Quinoa, Kale, and Corn Salad with Caramelized Pecans

Ingredients

  • 3 cups cooked quinoa
  • 2 medium carrots peeled and diced
  • 1 tablespoon cashew parmesan
  • 1 cup corn cut off the cob
  • 1 teaspoon chili flakes
  • 1 tablespoon maple syrup
  • 4 cups kale roughly chopped
  • Juice of one lemon
  • 2 tablespoons olive oil
  • Salt and pepper
  • 1/2 cup whole pecan nuts
  • 1/2 teaspoon salt flakes
  • 1/4 cup sun-dried apricots chopped

Dressing

  • 2 tablespoons almond butter
  • 1 tablespoon lime juice
  • 1/2 teaspoon cayenne pepper
  • 1/2 teaspoon cumin
  • Pinch salt
  • Water to desired consistency

Preparation

  1. Preheat the oven to 200°C and line a baking tray with parchment paper.

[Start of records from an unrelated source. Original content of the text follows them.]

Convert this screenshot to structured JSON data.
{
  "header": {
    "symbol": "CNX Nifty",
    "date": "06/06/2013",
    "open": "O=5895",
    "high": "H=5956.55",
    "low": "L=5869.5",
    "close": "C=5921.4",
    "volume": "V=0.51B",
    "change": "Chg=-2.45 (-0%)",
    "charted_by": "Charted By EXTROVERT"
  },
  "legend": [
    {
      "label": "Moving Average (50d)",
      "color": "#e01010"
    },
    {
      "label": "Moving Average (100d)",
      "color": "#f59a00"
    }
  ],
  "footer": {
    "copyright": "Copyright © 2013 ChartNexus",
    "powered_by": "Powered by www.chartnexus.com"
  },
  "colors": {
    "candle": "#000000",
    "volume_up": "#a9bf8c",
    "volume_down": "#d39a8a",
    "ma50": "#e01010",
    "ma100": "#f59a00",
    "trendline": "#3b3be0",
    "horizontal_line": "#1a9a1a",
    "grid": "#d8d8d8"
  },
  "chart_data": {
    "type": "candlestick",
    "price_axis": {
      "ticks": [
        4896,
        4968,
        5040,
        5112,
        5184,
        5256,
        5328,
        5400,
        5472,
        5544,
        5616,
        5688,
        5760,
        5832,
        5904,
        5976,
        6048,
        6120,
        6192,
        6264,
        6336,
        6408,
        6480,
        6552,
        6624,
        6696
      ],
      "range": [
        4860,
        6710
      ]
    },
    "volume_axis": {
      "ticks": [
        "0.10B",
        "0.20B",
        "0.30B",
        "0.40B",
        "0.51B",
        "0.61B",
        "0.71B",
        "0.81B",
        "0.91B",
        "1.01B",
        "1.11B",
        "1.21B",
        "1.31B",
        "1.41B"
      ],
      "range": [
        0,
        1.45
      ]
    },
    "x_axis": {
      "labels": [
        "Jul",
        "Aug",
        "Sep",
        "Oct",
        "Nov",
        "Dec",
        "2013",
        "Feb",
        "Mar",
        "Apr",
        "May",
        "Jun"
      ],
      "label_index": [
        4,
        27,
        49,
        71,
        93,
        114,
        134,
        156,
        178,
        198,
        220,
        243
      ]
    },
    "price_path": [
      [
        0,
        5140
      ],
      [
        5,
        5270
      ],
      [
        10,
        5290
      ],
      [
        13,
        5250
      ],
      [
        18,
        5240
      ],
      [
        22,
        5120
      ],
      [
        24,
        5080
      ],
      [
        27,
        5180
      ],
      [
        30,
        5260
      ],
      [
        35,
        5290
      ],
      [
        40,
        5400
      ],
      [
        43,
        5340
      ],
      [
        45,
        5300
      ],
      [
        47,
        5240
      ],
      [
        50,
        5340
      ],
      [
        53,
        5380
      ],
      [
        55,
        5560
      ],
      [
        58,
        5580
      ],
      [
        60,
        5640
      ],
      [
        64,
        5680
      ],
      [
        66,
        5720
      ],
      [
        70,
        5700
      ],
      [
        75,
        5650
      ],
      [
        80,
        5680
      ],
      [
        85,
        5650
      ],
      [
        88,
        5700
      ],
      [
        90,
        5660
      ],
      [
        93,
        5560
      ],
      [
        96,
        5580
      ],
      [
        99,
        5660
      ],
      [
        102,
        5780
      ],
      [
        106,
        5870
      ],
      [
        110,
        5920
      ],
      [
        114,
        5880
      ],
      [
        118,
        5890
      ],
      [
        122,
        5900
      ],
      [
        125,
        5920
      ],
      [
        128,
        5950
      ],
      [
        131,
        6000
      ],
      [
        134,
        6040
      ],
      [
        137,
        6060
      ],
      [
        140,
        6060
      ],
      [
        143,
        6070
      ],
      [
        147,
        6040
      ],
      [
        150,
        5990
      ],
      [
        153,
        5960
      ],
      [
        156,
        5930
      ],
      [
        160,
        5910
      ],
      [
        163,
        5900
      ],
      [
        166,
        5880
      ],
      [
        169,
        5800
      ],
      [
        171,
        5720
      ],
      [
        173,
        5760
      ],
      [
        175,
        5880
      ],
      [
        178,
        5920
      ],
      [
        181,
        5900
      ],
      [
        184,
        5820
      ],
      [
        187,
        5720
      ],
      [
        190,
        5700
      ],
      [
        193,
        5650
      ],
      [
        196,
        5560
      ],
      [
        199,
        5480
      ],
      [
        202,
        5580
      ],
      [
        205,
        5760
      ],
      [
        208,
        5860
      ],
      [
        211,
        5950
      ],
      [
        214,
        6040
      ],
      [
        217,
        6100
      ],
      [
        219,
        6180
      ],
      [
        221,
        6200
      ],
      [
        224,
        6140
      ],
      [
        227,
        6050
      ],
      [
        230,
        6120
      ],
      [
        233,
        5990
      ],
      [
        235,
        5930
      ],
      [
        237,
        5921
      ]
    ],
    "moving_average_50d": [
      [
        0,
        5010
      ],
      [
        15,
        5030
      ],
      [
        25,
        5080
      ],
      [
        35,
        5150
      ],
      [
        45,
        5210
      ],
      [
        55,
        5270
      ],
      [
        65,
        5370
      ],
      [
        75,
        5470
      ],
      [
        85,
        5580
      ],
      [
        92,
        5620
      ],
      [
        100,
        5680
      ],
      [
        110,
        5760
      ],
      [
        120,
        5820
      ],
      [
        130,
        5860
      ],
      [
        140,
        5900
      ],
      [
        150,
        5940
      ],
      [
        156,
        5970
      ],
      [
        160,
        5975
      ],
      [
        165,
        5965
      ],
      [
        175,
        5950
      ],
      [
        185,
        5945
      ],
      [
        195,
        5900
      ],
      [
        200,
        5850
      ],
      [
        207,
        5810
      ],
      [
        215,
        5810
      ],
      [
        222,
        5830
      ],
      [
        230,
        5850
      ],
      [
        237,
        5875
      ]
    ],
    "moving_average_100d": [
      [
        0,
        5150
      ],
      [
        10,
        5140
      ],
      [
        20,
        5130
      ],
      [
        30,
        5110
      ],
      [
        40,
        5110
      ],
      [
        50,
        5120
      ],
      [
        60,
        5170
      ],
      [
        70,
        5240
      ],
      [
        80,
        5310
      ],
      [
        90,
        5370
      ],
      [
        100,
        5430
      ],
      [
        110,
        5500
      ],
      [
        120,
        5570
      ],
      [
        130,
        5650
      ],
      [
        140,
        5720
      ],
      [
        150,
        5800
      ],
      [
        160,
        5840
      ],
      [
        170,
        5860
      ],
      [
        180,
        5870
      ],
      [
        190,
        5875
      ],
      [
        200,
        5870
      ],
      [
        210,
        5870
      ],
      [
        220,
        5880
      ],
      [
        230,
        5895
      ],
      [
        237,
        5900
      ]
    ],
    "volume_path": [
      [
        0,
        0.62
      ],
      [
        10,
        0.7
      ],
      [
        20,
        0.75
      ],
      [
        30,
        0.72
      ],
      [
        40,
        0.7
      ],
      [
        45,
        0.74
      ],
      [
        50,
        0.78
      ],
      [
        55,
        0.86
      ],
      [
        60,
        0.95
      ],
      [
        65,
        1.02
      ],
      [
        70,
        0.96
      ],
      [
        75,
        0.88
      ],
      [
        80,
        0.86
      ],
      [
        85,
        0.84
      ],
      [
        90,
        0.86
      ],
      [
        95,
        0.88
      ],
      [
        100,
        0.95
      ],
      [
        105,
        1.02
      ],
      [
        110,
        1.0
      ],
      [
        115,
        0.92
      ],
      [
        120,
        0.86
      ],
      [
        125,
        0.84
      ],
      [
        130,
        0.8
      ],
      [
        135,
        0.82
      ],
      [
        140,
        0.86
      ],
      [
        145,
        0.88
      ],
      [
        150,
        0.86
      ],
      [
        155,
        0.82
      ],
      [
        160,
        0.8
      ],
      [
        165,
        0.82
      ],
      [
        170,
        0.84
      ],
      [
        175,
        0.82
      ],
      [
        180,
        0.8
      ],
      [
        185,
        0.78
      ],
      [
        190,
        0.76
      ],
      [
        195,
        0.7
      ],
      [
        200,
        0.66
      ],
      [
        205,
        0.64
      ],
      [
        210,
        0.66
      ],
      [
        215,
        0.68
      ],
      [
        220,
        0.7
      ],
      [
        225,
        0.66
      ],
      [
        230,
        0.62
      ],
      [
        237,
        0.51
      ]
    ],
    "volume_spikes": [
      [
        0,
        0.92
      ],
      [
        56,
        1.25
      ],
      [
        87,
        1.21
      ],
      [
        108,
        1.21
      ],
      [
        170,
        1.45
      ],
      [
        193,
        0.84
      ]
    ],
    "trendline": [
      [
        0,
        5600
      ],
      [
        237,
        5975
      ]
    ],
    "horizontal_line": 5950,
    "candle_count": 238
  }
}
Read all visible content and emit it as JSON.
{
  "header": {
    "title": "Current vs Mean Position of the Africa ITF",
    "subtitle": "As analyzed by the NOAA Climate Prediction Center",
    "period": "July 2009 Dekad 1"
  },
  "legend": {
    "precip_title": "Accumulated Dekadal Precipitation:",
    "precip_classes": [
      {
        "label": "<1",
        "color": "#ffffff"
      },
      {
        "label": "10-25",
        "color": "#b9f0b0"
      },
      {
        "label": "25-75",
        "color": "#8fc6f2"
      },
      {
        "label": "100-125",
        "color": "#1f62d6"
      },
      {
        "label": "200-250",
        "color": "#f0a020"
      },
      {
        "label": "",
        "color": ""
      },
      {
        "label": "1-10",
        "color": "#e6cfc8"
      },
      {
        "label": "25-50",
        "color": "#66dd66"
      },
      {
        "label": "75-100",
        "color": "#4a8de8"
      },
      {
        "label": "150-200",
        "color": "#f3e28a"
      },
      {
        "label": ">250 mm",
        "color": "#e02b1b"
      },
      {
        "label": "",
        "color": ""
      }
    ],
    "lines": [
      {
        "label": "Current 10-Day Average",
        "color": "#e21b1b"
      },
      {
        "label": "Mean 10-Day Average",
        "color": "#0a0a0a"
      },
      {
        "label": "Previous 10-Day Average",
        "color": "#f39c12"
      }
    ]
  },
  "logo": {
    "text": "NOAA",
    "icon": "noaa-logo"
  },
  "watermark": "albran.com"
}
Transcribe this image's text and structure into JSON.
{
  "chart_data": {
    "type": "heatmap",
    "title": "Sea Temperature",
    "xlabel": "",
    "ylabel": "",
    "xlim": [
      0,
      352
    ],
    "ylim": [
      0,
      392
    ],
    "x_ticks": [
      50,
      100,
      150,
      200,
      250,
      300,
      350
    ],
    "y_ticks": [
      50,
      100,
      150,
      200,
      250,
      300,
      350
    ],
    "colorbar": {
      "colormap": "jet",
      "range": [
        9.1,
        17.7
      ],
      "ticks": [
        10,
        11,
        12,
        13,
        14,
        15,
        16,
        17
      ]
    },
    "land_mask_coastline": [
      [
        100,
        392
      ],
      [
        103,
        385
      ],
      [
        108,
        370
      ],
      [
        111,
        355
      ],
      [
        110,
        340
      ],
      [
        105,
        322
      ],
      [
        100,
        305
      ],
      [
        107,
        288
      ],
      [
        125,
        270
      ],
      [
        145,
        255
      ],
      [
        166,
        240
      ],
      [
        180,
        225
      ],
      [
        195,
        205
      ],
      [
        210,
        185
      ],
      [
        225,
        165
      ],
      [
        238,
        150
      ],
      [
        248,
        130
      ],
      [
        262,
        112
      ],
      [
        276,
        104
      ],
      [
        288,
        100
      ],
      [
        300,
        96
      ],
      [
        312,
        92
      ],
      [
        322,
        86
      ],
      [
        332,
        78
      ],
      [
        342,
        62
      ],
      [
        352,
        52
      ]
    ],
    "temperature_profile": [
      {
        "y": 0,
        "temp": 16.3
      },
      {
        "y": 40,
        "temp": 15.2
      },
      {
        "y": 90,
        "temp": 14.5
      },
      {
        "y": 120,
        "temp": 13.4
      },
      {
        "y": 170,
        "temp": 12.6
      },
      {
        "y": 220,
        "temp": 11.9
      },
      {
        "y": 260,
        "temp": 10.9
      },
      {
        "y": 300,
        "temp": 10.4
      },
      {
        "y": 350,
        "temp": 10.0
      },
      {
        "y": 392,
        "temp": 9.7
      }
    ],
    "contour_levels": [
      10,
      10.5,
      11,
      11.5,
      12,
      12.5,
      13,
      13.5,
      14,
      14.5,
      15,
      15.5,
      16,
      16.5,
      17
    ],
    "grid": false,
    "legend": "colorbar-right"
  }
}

  2. Toss the carrots to coat in 2 teaspoons olive oil, cashew parmesan and season.

  3. Toss the corn in 1 teaspoon olive oil, chili flakes, 1 teaspoon maple syrup and season.

  4. Place the carrots and corn on the baking tray and bake until golden, about 20 minutes. Remove from the oven and set aside.

  5. Toss the kale in a bowl with 1 tablespoon olive oil, juice of one lemon and massage until the kale starts to darken.

  6. Place the kale on the baking tray and bake for 10 minutes until just starting to crisp on the edges. Remove and set aside.

  7. Replace the parchment paper and lay out the pecans on the baking tray.

  8. Drizzle the pecans with the remaining maple syrup and salt flakes.

  9. Place the pecans in the oven for 6 to 10 minutes, being careful not to burn them.

  10. Combine the quinoa, carrots, corn, kale and apricots in a bowl and toss with the almond dressing.

  11. Top with the caramelized pecans and some chili flakes to serve.

Dressing

  1. Blend the almond butter, lime juice, cayenne pepper, cumin, salt and water to desired consistency.

Notes

  1. Kale is nutrient-dense with vitamins A, C, K, minerals and antioxidants. Roasting reduces bitterness and is safe in moderate amounts, though it may affect thyroid function due to goitrins.